He was arrested by Iranian security services in 2009, who linked him to the People’s Mojahedin Organisation of Iran (PMOI).  Links to this group many times results in a death sentence.  He says that it’s hard to describe the abuse to which he was subjected, because part of it was never knowing what was going to happen next, or what would eventually become of him.  Farzad’s treatment was hideous: he was often interrogated for more 12 hours at a time, and spent six months in solitary confinement. “I was constantly tortured both psychologically and physically,” Farzad says.

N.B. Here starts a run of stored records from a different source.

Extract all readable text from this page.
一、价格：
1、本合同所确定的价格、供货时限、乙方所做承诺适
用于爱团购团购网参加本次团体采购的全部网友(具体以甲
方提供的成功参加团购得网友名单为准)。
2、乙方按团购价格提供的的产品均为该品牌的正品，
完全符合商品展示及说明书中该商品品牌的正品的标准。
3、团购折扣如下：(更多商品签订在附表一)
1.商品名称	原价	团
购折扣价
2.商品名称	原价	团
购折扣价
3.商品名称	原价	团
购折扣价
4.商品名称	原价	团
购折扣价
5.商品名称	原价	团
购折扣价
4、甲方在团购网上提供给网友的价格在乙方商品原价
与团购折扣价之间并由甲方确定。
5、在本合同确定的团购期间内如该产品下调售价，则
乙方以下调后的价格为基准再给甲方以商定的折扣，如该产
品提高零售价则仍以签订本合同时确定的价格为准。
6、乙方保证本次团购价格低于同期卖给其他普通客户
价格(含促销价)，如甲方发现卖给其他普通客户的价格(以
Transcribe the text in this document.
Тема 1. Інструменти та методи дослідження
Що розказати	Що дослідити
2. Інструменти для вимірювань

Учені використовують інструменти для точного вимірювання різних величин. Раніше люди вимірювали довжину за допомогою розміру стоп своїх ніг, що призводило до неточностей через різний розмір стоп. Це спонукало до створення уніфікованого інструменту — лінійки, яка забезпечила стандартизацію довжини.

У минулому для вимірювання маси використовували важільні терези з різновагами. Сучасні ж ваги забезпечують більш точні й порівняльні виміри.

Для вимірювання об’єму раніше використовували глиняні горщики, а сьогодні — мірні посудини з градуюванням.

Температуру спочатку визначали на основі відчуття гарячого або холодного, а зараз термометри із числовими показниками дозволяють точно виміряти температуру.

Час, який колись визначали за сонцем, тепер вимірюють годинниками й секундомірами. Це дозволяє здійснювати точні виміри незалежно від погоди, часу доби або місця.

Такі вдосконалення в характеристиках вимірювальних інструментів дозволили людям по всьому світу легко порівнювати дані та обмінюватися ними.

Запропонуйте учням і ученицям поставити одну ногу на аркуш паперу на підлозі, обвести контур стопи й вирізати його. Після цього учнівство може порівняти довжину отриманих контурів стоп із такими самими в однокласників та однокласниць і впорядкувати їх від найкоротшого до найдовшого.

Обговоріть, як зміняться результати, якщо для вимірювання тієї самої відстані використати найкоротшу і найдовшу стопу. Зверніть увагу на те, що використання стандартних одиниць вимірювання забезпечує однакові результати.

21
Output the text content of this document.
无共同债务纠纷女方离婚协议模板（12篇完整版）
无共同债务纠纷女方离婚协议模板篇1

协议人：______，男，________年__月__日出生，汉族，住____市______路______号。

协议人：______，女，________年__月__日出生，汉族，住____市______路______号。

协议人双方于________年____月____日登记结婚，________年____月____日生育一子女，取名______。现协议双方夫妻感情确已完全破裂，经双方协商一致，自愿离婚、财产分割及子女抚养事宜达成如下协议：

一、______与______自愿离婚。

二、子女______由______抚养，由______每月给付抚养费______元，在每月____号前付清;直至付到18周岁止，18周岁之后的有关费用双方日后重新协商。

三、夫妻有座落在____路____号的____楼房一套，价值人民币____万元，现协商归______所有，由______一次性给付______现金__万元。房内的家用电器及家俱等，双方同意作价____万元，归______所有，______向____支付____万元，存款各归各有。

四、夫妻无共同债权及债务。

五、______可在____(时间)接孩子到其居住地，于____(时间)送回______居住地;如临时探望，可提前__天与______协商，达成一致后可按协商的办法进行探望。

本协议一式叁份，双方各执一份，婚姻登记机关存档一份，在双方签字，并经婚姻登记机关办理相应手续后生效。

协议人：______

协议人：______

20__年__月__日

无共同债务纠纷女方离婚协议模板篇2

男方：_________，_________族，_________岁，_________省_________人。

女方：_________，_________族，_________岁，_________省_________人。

Also dissidents, his brother and sister joined other members of the PMOI in Iraq at the group’s base at camp Ashraf. Under a truce with occupying US forces in 2009, the camp’s 3,400 residents were guaranteed protection under the Geneva Convention. However, the camp was handed over to the Iraqi government and the pro-Iranian administration, and increasingly became a target. Thirty-four people were killed at the camp in what US Secretary of State John Kerry would later refer to as “a massacre”.

In 2014 Farzad was released. A year later, he decided to flee Iran though his connection to the PMOI.  Now in France, he remains dedicated to a free Iran. “My life now is for the overthrowing of the regime in Iran,” he says. “It is not so important for me necessary that I will see that freedom myself. What is important is that Iran becomes free.”